Alentejo da cor do céu


Estamos, pela primeira vez, na Albufeira de Alqueva, o maior lago artificial da Europa. 
O dia está ensolarado e de clima tropical, acompanhado de uma brisa que ajuda a suportar o calor deste final de verão.
Visitamos, há momentos, a nova Aldeia da Luz que tanta tinta fez correr nos idos anos oitenta e noventa do século passado. 
Construída de raiz para albergar os habitantes da povoação homónima, que ficou submersa quando se fez a enchente da barragem, a nova aldeia é uma cópia quase perfeita das ruas e ruelas e de todo o casario e equipamentos sociais existentes na original.

A hora a que chegamos era de sesta pelo que não almejamos vivalma pelas ruas e apenas um bar, pouco frequentado, nos serviu um café de bom sabor.
A albufeira do Alqueva é um assombro. 
A enorme extensão de água, da cor do céu, dá uma beleza extraordinária a estas terras do Guadiana. 
Ao longe, avistam-se várias ilhotas desertas que emprestam à albufeira um acrescido encanto.

Pernoitamos na ribeirinha aldeia de  Pedrógão do Alentejo, pertencente ao concelho da Vidigueira. Na Praça da República, onde se situa a Igreja Matriz, concentram-se restaurantes, cafés e outros equipamentos sociais. 

Aí encontramos uma lápide com um poema do poeta popular, Francisco Bentes, congratulando-se com os homens e mulheres que, durante décadas, sonharam fixar o azul do céu na planície alentejana, para fazer crescer as sementes de trigo nos vastos campos em redor.
De facto, junto a esta pacata freguesia foi construída uma barragem, que se integra no empreendimento do Alqueva, com a finalidade de estabilizar o caudal do rio Guadiana, bem como, produzir energia eléctrica e abastecer de água de rega este belo Alentejo da cor do céu e com horizontes de restolho dourado da terra quente.
Por aqui respira-se a tranquilidade que nos falta no dia-a-dia das cidades que habitamos. 
As ilhas doiradas, que se espelham na lonjura, parecem segredos esquecidos por entre águas de fantasia.
O sol quente, que se capricha por cá, aconchega a vida numa espécie de ilusão de paraíso. 
E apetece mergulhar nestas águas, quase estagnadas, e embebedar-mo-nos desta paz tão próxima da maresia.
A noite cai e com ela o silêncio espalha-se por todo o lado. Só um leve rumor se agita nos arbustos prateados pelo luar deste belo recanto do meu país.

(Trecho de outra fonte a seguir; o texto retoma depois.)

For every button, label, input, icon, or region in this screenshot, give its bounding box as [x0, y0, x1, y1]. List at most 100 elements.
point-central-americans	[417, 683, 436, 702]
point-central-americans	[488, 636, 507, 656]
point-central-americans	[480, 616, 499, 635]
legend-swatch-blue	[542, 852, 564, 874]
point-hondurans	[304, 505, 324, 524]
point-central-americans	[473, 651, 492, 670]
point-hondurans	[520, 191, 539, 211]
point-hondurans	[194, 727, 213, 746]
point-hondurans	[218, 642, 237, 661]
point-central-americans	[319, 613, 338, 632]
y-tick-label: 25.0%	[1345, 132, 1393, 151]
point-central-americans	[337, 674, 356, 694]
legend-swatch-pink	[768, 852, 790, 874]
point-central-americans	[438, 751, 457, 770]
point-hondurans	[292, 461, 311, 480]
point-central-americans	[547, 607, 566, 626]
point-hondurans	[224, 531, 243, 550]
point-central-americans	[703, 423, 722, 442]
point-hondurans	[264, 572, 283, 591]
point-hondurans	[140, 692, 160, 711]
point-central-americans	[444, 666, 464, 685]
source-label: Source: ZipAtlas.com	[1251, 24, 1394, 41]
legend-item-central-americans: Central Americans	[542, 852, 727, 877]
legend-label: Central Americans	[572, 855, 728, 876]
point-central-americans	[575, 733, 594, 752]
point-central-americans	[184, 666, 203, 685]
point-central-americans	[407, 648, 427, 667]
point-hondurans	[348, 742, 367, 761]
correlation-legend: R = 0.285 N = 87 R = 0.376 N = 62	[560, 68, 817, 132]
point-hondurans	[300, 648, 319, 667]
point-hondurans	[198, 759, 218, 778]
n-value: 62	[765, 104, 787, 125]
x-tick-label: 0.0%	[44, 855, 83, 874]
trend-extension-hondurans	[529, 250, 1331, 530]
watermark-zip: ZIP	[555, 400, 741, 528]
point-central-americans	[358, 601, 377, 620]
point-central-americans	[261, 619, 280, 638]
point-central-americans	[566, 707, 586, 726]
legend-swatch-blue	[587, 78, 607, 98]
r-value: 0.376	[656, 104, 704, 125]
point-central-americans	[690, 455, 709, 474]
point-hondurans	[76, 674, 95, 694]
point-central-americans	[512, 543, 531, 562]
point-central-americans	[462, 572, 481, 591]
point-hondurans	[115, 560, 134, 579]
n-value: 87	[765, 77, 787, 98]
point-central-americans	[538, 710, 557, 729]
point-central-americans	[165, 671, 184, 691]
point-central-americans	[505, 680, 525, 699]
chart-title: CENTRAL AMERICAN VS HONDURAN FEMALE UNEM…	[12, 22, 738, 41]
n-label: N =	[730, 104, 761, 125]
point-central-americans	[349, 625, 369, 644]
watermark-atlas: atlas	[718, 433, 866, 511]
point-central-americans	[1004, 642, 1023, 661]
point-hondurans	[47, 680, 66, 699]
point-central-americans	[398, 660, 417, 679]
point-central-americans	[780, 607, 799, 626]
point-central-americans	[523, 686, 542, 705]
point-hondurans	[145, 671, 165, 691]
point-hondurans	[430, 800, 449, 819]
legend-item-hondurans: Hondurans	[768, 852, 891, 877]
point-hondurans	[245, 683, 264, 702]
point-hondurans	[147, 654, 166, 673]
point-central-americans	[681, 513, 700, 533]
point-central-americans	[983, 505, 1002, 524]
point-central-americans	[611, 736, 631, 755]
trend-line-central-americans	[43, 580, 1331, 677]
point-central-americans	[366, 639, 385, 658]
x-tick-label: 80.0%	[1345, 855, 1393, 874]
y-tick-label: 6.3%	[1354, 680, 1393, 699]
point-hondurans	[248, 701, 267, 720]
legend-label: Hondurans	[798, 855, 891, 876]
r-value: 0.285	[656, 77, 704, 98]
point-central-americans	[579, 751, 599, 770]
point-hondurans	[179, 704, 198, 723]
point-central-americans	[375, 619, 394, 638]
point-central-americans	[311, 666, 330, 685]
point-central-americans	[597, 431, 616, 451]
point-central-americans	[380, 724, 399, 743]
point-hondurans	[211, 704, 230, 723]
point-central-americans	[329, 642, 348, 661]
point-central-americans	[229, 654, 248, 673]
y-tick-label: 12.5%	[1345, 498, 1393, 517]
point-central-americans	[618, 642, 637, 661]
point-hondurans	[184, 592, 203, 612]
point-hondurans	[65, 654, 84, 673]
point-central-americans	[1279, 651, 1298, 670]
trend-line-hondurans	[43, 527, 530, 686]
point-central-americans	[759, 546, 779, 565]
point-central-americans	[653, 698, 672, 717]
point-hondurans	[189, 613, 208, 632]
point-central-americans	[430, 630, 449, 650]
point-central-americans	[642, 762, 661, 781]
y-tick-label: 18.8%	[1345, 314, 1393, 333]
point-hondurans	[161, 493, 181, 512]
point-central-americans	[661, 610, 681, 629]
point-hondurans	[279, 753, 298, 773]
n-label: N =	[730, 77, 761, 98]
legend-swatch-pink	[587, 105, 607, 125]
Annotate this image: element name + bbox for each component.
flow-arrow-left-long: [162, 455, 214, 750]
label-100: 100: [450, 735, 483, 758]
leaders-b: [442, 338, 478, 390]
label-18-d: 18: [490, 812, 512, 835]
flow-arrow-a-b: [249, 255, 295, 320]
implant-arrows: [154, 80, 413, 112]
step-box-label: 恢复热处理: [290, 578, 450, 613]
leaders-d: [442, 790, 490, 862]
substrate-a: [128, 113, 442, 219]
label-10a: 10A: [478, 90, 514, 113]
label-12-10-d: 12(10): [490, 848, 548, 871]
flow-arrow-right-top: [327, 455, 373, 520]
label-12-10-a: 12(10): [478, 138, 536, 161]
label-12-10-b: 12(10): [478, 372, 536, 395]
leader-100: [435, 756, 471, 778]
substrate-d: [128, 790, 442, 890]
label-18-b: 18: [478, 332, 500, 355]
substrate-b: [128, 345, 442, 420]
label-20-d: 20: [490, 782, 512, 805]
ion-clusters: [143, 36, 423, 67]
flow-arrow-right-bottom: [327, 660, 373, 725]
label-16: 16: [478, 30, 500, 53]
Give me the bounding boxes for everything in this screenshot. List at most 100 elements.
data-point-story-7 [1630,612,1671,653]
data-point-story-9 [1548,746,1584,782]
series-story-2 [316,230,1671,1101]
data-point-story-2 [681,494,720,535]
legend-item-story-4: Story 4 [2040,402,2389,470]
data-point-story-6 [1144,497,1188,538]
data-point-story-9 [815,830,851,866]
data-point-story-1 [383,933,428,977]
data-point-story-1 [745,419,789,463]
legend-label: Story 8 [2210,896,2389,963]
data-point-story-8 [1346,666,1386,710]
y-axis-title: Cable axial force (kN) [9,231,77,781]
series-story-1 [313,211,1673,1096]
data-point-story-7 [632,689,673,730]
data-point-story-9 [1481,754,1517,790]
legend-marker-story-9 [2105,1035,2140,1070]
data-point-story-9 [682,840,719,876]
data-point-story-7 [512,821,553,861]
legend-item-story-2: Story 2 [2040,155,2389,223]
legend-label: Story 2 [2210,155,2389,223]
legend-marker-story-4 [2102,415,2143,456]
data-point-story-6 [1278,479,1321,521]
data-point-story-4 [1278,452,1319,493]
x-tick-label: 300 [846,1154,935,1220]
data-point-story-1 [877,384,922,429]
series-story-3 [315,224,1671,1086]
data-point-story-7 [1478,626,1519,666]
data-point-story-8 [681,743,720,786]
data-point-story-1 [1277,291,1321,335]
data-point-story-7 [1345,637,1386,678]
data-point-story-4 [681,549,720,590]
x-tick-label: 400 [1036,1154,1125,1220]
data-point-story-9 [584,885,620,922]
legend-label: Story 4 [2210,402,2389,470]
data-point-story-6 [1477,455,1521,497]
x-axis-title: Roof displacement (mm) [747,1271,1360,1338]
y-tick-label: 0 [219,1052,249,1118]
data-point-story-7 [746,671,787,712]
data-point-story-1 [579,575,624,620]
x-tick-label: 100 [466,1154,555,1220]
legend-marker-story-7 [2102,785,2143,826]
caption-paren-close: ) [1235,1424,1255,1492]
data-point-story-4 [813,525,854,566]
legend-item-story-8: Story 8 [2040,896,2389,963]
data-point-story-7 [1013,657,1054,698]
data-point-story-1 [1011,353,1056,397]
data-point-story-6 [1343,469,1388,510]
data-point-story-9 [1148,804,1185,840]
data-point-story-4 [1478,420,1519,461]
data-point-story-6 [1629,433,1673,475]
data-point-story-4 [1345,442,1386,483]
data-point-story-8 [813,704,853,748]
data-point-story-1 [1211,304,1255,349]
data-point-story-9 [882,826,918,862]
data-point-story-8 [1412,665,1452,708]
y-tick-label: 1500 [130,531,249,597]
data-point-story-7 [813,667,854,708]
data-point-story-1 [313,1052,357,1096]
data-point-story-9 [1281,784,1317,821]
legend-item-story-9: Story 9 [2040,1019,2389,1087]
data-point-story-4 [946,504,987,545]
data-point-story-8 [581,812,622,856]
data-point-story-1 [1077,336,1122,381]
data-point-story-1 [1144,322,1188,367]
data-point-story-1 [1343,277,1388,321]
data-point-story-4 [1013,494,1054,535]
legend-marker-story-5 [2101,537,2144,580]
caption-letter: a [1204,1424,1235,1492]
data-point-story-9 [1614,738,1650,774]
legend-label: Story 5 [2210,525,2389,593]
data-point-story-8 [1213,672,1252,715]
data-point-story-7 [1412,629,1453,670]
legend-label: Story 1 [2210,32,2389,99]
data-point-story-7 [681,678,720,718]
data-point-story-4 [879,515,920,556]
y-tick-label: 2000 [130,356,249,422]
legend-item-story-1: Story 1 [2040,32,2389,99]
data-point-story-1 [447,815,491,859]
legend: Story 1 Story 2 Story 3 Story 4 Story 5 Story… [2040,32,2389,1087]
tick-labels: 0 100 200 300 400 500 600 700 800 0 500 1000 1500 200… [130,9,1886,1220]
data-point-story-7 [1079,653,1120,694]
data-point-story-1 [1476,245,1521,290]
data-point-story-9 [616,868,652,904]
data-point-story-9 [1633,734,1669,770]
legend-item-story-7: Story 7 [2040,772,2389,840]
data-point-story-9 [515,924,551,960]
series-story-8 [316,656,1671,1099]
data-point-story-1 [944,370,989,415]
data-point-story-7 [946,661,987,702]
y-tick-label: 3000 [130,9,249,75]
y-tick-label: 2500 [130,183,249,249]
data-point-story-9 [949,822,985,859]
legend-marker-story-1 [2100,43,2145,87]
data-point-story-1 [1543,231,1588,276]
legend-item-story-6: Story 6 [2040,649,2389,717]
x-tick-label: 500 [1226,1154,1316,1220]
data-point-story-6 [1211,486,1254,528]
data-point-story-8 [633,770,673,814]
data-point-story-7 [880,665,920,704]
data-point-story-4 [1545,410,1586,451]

terça-feira, 4 de outubro de 2011

Alentejo de água doce



Coloquei-me sobre as muralhas de Monsaraz para melhor escrever estas breves notas. À minha frente admiro uma paisagem de sonho. 
O Alqueva acrescenta beleza a este Alentejo. São inúmeras as lagoas que povoam os campos, outrora de outras cores e matizes.
A ocupação dos baixios pela água fez o Alentejo ganhar a cor do céu, ora com pinceladas de azul-turquesa, ora com uma tonalidade mais anil, ora com um prateado misturado com o oiro das searas. Todo o conjunto é de uma beleza extraordinária.

Visitar Monsaraz é ganhar saudades de lá regressar. São cerca de 19 horas desta tarde de Setembro que, de tão ensolarado e quente, faz lembrar o mês de Julho. 
Regressei, há momentos, da visita à cidadela, que se esconde por dentro das muralhas altaneiras. 

Estamos perto de Espanha, pelo que os povos de outrora colocavam a sua vida em locais ermos que permitiam uma melhor defesa dos saques e conquistas bárbaras.
Entra-se na cidadela por um belo pórtico e, de imediato, ganha-se a sensação de que se está num presépio com figurantes de corpo inteiro. 

Tudo aqui é de dimensão mais reduzida.
As casas apinham-se encostadas umas às outras deixando, apenas, o espaço para as estreitas ruas onde a vida passa devagar. 
Algumas são tão pequenas que se entranham na muralha granítica.

Está um silêncio penetrante, só cortado por distantes monossílabos de outros linguajares e horizontes.
Fazem-nos companhia alguns autocaravanistas belgas, ingleses, franceses e italianos.
 De vez em quando, levanto o olhar e descanso a vista pela imensa paisagem. Valem ouro estes momentos que desejamos eternos. 
Porque é muito belo este imenso Alentejo de água doce.